The normal to the curve y=3x^2+2 at the point B(1,5) meets the x-axis at the point C.

The finite region bounded by the curve, the line BC and the y-axis is rotated through 2pi radians about the x-axis

Find the volume of the solid of revolution generated?

So i really can't get my head around this!

But this is what i did..

V = ∫[0 to 1] πy^2 dx

= ∫[0 to 1] π(3x^2 + 2)^2 dx

= ∫[0 to 1] π(9x^4 + 12x^2 + 4) dx

= π[(9/5)x^5 + (12/3)x^3 + 4x)]|[0 to 1]

= π[(9/5)x^5 + 4x^3 + 4x)]|[0 to 1]

= π[(9/5)*1 + 4*1 + 4*1]

= π[(9+40)/5]

= 49π/5

i do believe that theres more to it and that's not simply the answer, but i really don't have clues!

please help!

thanks

Re: Volume of Revolution question!

For x = 0 to x = 1, the disks do have a radius described by the given parabola, but you need to let the disks have a radius given by the normal curve from x = 1 until the x=intercept of the normal line. Can you give the equation of the normal line?
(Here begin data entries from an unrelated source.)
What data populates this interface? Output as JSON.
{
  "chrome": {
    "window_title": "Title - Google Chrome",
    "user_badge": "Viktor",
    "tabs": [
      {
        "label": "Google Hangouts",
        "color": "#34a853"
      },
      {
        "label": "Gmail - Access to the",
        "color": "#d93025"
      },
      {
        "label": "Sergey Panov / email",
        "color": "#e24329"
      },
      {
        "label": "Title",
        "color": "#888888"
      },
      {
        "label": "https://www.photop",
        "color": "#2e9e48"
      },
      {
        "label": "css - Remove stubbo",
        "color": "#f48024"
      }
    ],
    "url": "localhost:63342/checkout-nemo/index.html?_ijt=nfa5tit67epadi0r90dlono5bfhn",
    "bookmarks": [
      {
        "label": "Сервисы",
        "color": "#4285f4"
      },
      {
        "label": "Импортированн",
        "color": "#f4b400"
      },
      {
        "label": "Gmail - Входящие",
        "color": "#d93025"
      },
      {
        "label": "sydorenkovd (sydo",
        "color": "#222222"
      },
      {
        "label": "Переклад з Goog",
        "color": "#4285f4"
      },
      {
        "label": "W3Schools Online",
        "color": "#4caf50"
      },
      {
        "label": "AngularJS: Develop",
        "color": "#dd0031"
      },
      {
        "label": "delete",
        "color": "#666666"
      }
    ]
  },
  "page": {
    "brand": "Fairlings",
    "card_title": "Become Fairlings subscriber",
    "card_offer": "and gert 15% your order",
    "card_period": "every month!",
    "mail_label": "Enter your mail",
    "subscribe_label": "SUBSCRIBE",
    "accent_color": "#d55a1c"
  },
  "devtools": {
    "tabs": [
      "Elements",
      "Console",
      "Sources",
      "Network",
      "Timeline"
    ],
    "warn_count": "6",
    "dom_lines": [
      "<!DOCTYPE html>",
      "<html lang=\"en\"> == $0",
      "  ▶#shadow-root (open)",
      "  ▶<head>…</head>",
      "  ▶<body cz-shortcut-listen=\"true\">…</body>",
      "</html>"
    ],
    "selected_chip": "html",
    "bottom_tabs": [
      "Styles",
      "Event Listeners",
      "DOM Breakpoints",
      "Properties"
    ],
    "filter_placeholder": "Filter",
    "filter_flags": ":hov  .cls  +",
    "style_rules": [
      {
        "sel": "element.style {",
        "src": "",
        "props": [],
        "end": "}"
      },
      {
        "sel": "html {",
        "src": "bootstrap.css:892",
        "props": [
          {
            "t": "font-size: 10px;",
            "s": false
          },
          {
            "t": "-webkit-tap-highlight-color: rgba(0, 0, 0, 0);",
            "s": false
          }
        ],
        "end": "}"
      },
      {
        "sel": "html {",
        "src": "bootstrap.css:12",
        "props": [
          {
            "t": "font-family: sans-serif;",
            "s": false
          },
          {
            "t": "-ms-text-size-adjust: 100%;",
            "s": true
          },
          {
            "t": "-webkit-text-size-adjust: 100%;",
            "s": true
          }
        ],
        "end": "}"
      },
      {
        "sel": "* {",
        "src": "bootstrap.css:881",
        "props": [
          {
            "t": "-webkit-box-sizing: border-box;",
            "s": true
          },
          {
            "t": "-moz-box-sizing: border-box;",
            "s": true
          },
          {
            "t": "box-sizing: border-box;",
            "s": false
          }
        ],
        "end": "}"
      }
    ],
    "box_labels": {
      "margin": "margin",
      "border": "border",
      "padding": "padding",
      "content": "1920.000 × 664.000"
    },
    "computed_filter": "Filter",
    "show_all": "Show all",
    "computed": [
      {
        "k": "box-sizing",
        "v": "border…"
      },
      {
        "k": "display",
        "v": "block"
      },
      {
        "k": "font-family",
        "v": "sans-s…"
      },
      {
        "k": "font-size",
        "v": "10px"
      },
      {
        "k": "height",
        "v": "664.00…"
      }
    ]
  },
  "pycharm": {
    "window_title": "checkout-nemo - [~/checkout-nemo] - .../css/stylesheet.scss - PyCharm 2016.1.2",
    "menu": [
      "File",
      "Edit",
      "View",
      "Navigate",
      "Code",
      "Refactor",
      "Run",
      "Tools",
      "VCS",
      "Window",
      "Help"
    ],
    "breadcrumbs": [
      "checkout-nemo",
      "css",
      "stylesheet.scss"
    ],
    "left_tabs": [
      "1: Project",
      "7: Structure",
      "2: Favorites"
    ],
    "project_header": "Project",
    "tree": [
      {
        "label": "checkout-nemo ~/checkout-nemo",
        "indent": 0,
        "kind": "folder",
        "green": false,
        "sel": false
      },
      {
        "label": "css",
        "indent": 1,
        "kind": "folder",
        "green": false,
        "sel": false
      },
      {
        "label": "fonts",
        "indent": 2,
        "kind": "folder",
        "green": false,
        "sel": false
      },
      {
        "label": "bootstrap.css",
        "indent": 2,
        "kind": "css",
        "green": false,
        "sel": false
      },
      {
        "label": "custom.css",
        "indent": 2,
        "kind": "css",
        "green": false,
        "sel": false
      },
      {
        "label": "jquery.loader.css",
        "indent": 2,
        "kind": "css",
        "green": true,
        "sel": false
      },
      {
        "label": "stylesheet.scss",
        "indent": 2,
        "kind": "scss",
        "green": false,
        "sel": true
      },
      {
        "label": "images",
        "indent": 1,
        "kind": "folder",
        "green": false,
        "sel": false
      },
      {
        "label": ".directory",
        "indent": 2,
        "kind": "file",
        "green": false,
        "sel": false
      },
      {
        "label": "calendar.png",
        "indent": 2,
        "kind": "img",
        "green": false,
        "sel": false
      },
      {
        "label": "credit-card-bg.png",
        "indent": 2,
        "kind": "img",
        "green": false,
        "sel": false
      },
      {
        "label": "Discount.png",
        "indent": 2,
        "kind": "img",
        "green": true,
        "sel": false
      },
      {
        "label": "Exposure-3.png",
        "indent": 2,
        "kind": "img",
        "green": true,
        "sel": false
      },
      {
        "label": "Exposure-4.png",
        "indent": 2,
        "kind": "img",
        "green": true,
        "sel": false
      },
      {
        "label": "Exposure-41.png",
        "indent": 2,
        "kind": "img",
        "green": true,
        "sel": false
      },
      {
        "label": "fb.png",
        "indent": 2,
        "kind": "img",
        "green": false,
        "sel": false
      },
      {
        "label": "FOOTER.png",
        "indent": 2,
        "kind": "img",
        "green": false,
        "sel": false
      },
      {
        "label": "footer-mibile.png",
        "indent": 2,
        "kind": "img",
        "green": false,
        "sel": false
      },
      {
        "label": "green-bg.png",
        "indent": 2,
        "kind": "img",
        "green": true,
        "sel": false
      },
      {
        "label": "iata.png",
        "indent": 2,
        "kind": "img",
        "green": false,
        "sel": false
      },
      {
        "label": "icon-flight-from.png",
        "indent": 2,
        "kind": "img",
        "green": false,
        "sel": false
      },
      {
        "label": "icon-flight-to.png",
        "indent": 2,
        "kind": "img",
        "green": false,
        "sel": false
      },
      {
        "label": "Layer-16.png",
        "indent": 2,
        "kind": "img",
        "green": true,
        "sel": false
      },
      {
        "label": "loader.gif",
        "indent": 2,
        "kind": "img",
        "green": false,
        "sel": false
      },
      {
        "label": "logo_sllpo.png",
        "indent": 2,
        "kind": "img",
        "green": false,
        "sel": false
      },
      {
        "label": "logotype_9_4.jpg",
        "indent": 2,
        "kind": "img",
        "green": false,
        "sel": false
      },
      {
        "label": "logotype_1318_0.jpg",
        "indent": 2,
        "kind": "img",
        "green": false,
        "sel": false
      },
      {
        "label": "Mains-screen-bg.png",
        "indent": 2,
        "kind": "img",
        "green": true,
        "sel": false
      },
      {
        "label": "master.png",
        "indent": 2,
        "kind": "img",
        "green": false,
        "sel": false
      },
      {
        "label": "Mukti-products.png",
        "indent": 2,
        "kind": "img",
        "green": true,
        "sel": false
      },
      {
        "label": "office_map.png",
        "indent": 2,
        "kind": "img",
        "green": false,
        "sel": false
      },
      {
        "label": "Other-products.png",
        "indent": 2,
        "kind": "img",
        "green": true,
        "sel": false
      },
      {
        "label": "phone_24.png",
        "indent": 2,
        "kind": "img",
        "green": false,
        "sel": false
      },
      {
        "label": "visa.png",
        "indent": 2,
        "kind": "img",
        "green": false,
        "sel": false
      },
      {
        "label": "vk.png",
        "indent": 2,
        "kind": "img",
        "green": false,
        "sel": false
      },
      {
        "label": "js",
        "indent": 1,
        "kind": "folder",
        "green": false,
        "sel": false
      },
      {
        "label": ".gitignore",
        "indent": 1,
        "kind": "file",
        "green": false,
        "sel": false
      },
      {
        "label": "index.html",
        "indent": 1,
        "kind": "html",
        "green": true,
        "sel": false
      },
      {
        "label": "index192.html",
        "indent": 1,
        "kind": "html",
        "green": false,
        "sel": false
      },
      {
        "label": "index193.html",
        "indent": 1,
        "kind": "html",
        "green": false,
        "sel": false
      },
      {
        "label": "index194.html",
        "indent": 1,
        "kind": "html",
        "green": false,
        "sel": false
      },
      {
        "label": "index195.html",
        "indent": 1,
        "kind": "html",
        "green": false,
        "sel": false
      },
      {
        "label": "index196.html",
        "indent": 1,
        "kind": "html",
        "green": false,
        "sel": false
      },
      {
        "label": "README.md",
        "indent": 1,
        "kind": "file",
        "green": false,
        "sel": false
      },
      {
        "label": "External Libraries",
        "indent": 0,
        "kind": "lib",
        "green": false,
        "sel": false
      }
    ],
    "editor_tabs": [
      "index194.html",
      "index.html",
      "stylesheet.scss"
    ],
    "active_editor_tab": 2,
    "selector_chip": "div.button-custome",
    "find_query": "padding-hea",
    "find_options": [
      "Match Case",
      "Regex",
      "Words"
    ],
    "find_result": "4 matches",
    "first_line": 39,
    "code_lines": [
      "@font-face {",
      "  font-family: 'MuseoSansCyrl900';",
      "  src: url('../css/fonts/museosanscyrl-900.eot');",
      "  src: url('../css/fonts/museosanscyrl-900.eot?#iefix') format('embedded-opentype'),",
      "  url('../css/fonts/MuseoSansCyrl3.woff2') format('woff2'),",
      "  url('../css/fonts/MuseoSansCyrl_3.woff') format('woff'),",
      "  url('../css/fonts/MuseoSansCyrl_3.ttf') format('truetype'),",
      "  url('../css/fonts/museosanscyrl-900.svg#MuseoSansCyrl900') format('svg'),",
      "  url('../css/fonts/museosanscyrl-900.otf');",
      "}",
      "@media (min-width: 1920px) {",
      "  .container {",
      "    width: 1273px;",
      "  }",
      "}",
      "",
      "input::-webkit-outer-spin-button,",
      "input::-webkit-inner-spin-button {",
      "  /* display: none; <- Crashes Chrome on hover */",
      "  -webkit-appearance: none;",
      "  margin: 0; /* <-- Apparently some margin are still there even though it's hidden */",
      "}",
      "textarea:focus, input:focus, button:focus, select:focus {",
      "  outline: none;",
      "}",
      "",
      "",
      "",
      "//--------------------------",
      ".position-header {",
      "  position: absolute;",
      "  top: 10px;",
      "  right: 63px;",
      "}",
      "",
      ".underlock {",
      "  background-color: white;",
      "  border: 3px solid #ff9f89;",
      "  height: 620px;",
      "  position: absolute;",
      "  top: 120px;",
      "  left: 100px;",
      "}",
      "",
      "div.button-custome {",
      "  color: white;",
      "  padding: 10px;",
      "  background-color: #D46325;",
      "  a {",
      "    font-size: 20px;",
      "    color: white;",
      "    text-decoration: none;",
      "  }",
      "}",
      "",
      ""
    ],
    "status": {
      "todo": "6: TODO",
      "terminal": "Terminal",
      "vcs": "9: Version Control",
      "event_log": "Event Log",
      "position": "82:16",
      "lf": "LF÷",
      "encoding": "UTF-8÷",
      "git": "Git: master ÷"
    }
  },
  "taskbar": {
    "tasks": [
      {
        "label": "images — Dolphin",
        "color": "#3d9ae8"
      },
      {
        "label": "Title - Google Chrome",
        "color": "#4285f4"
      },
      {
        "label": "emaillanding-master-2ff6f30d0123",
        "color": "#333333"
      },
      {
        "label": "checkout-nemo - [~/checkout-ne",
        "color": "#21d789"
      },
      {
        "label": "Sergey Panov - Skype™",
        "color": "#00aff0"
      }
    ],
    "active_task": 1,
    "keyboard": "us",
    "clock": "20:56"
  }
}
Re: Volume of Revolution question!

Quote:

Originally Posted by

**MarkFL** For x = 0 to x = 1, the disks do have a radius described by the given parabola, but you need to let the disks have a radius given by the normal curve from x = 1 until the x=intercept of the normal line. Can you give the equation of the normal line?

So is the normal equation

y=-x+1 ?

I still don't quite grasp it! :/

Re: Volume of Revolution question!

Quote:

Originally Posted by

**Luke2806** So is the normal equation

y=-x+1 ?

I still don't quite grasp it! :/

No, you want to find the slope of the tangent line at the given point, the use the negative reciprocal of that, and then use the point-slope formula to determine the normal line. What is the slope of the tangent line?